R just does not have robust software engineering tools for anything that even begins to resemble scale and anybody who says otherwise is denying reality. R can certainly be used in production but the skeleton framework cannot be R. RPC only in my experience with all the structure with something else. R is intrinsically single user / batch with maybe shared database but say goodbye to anything that even starts to approach real time, or multi-node dependent. In my experience the only people who insist that R is robust for production, inevitably have a vested interest. Any objective programmer can see its greatness but also its glaring flaws.
Riiight. Everybody else is a bad engineer and you are the good one. With the single threaded R code...

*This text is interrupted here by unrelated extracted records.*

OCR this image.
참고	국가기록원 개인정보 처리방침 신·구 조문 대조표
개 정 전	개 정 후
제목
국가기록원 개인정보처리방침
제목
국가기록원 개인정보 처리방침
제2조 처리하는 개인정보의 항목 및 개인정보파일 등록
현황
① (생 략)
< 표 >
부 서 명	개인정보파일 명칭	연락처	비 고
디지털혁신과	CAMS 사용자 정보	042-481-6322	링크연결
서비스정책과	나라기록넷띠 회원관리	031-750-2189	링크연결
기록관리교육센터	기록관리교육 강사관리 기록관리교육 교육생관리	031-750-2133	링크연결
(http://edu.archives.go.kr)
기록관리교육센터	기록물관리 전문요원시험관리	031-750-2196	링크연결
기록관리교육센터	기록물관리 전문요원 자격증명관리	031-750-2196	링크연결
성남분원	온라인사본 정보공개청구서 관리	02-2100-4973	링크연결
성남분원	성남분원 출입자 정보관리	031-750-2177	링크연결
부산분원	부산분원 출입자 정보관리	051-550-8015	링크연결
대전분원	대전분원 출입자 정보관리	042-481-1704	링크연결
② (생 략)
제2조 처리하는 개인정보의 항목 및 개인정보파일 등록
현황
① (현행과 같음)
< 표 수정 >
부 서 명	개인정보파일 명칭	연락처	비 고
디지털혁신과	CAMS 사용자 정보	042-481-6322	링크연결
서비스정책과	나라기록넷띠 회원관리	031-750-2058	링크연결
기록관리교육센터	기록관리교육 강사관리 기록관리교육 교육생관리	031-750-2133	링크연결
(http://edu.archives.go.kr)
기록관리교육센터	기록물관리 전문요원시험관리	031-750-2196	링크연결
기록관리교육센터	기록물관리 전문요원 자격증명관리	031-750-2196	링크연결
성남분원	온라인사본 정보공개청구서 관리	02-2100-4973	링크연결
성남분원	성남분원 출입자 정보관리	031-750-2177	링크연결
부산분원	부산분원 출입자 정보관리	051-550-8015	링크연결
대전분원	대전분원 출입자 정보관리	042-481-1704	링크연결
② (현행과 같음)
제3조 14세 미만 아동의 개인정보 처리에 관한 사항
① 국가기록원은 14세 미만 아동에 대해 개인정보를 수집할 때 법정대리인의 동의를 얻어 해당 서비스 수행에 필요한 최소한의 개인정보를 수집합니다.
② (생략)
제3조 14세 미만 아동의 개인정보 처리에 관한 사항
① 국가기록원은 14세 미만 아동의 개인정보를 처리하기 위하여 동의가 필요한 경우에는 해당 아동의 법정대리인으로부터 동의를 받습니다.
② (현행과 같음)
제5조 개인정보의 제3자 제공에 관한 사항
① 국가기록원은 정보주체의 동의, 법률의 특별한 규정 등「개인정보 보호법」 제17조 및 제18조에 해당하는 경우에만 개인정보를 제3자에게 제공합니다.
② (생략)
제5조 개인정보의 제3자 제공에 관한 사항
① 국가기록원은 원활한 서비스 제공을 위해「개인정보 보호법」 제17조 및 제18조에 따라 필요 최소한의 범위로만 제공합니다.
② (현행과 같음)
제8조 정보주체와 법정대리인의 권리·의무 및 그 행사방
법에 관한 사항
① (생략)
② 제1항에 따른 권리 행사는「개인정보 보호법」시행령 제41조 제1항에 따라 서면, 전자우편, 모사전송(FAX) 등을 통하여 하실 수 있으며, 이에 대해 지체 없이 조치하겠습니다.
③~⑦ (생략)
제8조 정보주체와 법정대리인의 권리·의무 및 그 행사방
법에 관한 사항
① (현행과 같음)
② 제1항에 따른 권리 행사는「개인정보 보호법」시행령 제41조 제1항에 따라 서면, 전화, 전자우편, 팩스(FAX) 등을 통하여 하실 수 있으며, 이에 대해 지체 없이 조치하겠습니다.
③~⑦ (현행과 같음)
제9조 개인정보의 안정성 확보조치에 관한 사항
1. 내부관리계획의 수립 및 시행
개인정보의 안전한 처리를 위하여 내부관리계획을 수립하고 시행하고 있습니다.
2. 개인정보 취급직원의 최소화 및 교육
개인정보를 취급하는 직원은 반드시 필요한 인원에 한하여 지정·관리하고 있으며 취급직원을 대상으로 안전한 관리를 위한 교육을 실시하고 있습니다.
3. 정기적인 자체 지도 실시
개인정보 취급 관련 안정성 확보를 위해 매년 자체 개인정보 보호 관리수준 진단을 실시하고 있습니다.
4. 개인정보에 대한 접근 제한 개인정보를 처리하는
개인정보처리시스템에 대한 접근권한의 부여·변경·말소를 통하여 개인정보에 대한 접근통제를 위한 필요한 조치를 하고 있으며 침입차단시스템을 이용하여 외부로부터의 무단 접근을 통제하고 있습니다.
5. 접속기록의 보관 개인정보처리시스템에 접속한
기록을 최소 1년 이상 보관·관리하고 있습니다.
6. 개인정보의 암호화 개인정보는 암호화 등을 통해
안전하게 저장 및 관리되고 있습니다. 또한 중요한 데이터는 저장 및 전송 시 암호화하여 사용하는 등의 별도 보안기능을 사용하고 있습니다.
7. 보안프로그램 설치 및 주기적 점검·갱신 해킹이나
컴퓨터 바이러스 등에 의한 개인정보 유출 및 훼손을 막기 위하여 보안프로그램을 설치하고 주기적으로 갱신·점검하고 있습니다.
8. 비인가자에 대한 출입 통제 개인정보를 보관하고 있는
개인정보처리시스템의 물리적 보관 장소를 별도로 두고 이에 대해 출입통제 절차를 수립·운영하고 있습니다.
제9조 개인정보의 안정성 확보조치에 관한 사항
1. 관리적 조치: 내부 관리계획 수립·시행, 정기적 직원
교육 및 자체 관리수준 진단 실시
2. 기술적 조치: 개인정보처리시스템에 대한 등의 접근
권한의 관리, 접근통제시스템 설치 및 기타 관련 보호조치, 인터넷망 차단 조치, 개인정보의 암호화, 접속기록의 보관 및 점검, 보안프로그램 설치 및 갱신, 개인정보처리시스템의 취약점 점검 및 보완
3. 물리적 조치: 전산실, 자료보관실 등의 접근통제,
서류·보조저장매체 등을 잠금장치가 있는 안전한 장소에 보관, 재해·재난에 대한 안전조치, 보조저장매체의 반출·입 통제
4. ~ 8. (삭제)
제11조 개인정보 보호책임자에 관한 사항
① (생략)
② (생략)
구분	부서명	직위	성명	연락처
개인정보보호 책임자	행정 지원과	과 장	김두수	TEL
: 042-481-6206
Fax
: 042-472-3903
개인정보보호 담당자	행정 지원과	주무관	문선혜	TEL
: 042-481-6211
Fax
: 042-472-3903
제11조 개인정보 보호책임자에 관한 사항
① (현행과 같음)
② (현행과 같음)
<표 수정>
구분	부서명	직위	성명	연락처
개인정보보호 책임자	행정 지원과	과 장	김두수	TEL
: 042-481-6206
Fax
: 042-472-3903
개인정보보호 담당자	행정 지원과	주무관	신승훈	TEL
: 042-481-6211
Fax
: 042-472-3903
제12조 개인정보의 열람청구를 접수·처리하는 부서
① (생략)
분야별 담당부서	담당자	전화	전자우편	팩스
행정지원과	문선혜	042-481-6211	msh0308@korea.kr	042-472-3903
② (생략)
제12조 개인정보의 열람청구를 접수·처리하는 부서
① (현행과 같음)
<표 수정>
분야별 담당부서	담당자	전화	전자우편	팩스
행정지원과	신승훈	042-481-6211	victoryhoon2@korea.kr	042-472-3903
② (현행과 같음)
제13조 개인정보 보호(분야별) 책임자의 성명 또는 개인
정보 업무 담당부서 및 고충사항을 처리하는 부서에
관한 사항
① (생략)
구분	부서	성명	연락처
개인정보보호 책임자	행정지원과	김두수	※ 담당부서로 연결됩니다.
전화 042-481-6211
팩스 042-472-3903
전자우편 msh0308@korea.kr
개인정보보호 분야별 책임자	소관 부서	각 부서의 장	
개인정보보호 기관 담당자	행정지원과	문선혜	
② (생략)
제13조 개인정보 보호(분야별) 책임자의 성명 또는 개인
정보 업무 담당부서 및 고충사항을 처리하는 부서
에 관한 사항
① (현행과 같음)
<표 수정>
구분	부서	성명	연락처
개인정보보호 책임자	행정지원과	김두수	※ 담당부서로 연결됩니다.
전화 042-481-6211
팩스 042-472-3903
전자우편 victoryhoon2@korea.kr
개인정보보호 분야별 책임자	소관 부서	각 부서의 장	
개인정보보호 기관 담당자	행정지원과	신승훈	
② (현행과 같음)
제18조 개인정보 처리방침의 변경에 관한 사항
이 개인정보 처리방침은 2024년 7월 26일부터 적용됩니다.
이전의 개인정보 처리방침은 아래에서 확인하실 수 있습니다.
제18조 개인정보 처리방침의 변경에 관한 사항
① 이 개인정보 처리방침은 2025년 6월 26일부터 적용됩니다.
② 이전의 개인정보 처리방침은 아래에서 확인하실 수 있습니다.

edit: The comment above has been extended quite a bit. Initially it was a single (abrasive) sentence. I still stand by my answer however. Somebody who did not turn on multi-threading does not get to criticize R. It is the first thing you learn in any book about R. You have to be almost actively avoiding learning about it. It's in every 3rd blog post and SO question.

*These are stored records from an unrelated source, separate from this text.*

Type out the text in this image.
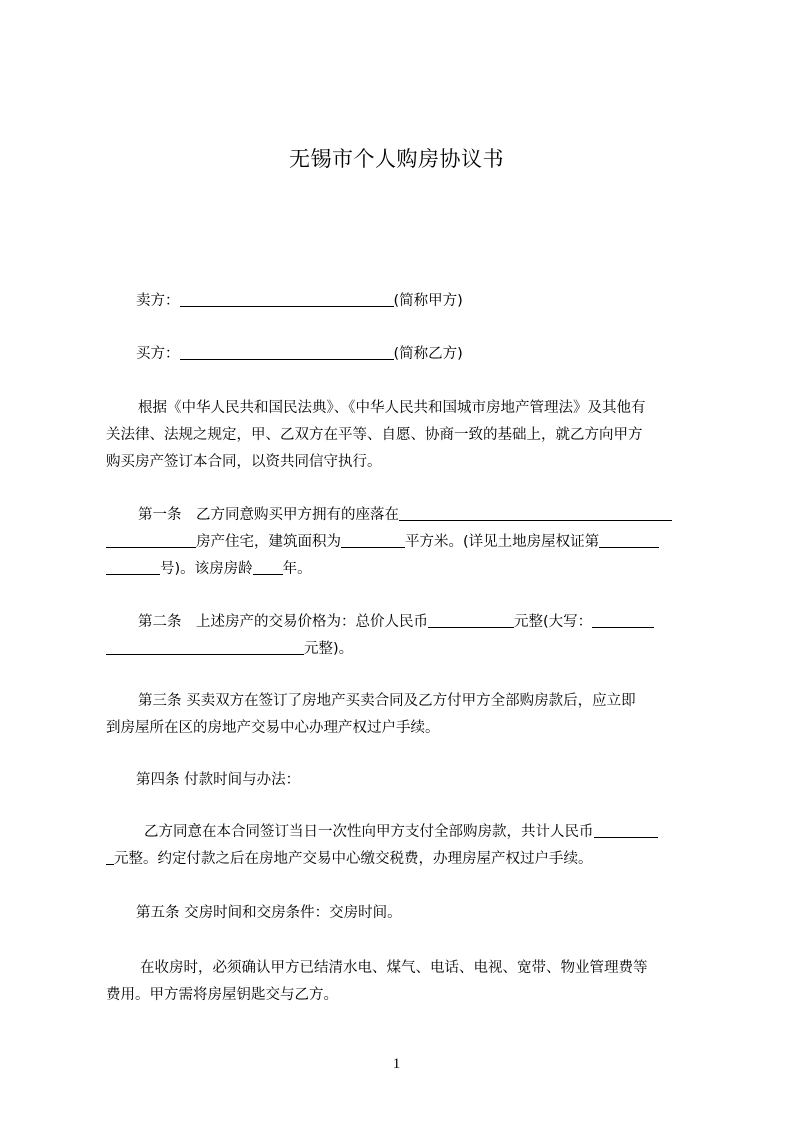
无锡市个人购房协议书
卖方：	(简称甲方)
买方：	(简称乙方)
根据《中华人民共和国民法典》、《中华人民共和国城市房地产管理法》及其他有
关法律、法规之规定，甲、乙双方在平等、自愿、协商一致的基础上，就乙方向甲方
购买房产签订本合同，以资共同信守执行。
第一条　乙方同意购买甲方拥有的座落在
房产住宅，建筑面积为	平方米。(详见土地房屋权证第
号)。该房房龄 年。
第二条　上述房产的交易价格为：总价人民币	元整(大写：
元整)。
第三条 买卖双方在签订了房地产买卖合同及乙方付甲方全部购房款后，应立即
到房屋所在区的房地产交易中心办理产权过户手续。
第四条 付款时间与办法：
乙方同意在本合同签订当日一次性向甲方支付全部购房款，共计人民币
元整。约定付款之后在房地产交易中心缴交税费，办理房屋产权过户手续。
第五条 交房时间和交房条件：交房时间。
在收房时，必须确认甲方已结清水电、煤气、电话、电视、宽带、物业管理费等
费用。甲方需将房屋钥匙交与乙方。
1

perhaps you might not have started your own comment with the erroneous view that 'bad coders' are to blame when R proves to be deficient at extra-design tasks.

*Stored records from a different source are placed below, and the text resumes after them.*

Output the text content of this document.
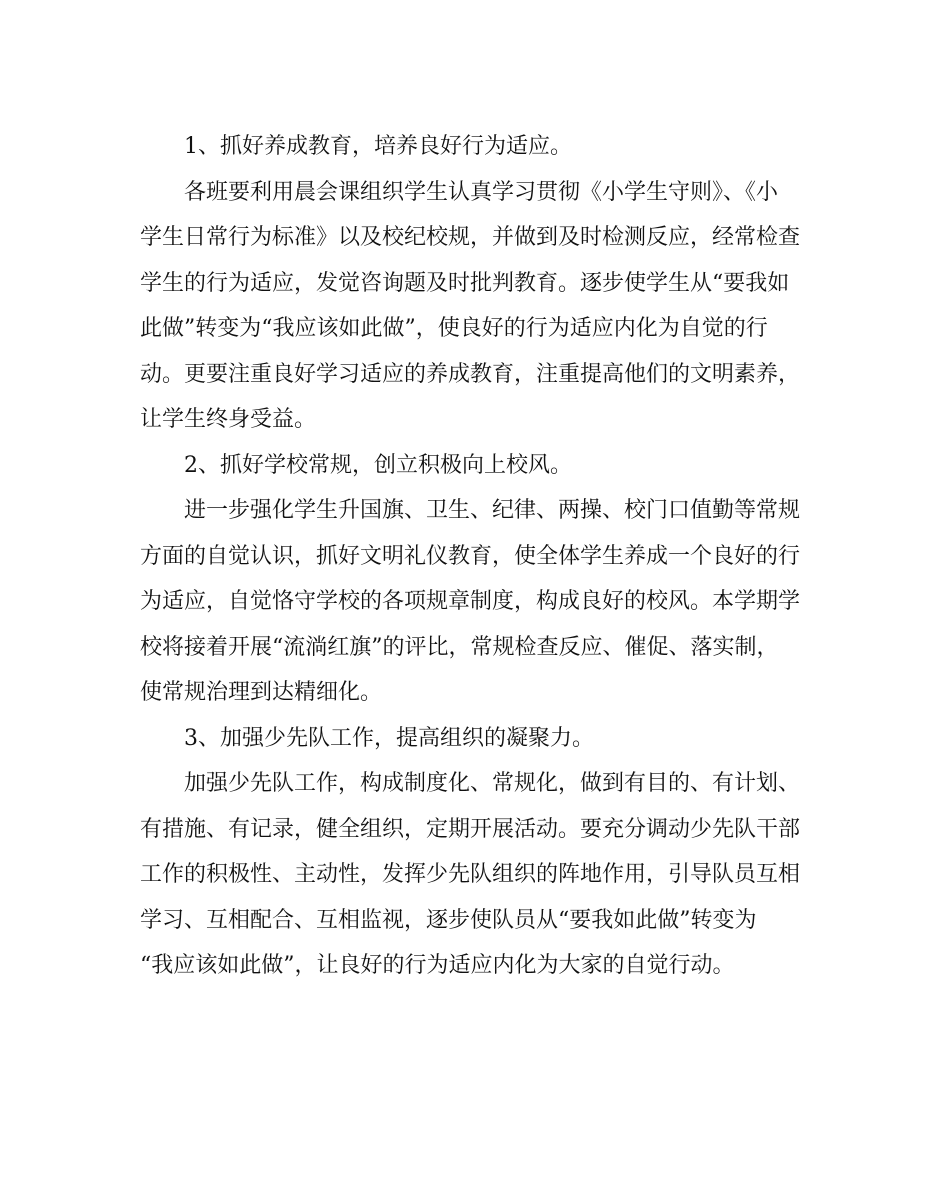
1、抓好养成教育，培养良好行为适应。
各班要利用晨会课组织学生认真学习贯彻《小学生守则》、《小
学生日常行为标准》以及校纪校规，并做到及时检测反应，经常检查
学生的行为适应，发觉咨询题及时批判教育。逐步使学生从“要我如
此做”转变为“我应该如此做”，使良好的行为适应内化为自觉的行
动。更要注重良好学习适应的养成教育，注重提高他们的文明素养，
让学生终身受益。
2、抓好学校常规，创立积极向上校风。
进一步强化学生升国旗、卫生、纪律、两操、校门口值勤等常规
方面的自觉认识，抓好文明礼仪教育，使全体学生养成一个良好的行
为适应，自觉恪守学校的各项规章制度，构成良好的校风。本学期学
校将接着开展“流淌红旗”的评比，常规检查反应、催促、落实制，
使常规治理到达精细化。
3、加强少先队工作，提高组织的凝聚力。
加强少先队工作，构成制度化、常规化，做到有目的、有计划、
有措施、有记录，健全组织，定期开展活动。要充分调动少先队干部
工作的积极性、主动性，发挥少先队组织的阵地作用，引导队员互相
学习、互相配合、互相监视，逐步使队员从“要我如此做”转变为
“我应该如此做”，让良好的行为适应内化为大家的自觉行动。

Oh I further note your R consulting vocation. There you go. Vested interest.

BTW, I love R. But my love is not blind.

Excel is used in production very widely, but I'm sure we all agree it has its limitations.
Do you have personal experience with this kind of hyper-performant R code?
I have experience scoring ~ 1TB daily. And a lot of smaller data sets spanning a few hundred gigs.

It's not "hyper performant". Obviously doing things in scala or C++ will be faster. However rewriting the models would take months and an entirely different set of skills. That means separate people.

But if somebody says that they use Python instead of R for the speed... that's just bull. For example one of the fundamental building blocks, pandas is slower than the counterpart in R.

this is not software engineering or production. It is batch jobs / exploratory analysis. It requires little or no structure apart from the analysis itself.

also in anything that has not been coded in C directly underneath, Python is 20x faster and C is 500× faster. R is literally the slowest mainstream language today by a long shot. That's a key consideration for production.

Where did you get those numbers from? They are most definitely wrong unless you don't vectorize your code and run loops all around. A lot of R is actually written in C so you can squeeze really good performance if you know what you are doing. I would recommend reading Hadley's Advanced R and profile your code, I think you might be pleasantly surprised.
I make extensive use of vectorization and use as many calls as I possibly can to the built-ins and/or c-based libraries. However as you well know, part of the fun in R is applying your own functions and unless you write these in C, you're back to native R and that's tediously slow. Ggplot another culprit -> amazing library, but if you're chucking out large amounts of custom charts with it it takes ages. Base graphics an order of magnitude faster (if less pretty and convenient for axis training).
I would also suggest The R Inferno.
could you talk about some of the learnings you had around scoring 1tb daily in R ?

How do you even load the data into memory ? is it read from a database or s3 files.

In that particular case, I used Vertica which loads data in R really, really fast and straight up use a very big machine.

That's not how I approach it most of the time though. I mostly use out-of-memory algorithms, sometimes open source, sometimes Revolution's (now Microsoft). They process things in chunks. You can see BigLM and SpeedGLM for quick examples. h2o is also very popular platform. You should probably check the High Performance Comptuing CRAN Task View.

I have also used Netezza and Hana and both worked well for the purpose. There's also Teradata Aster but I don't have experience with it. There's also the open-source MonetDB which has in-database R threads and also an r package similar to rsqlite.

There are also map/reduce packages for Hadoop.

I never would have tried MonetDb (ok monetdblite) if not for this great little tutorial on how to load all of SEER into it:

http://www.asdfree.com/2013/07/analyze-surveillance-epidemio...

Yeah the presentation and code isn't beautiful, but it does avoid the need to WRITE THE DAMNED THING YOURSELF, which some people apparently will never understand (although they will once they are unemployed). More importantly, it turns out you don't necessarily need Vertica for fast out-of-core loading and processing.

Granted, there are plenty of other ways to work out of core (hdf5, bigMatrix, any random database, blah blah) but this was one that was new to me. And I like it.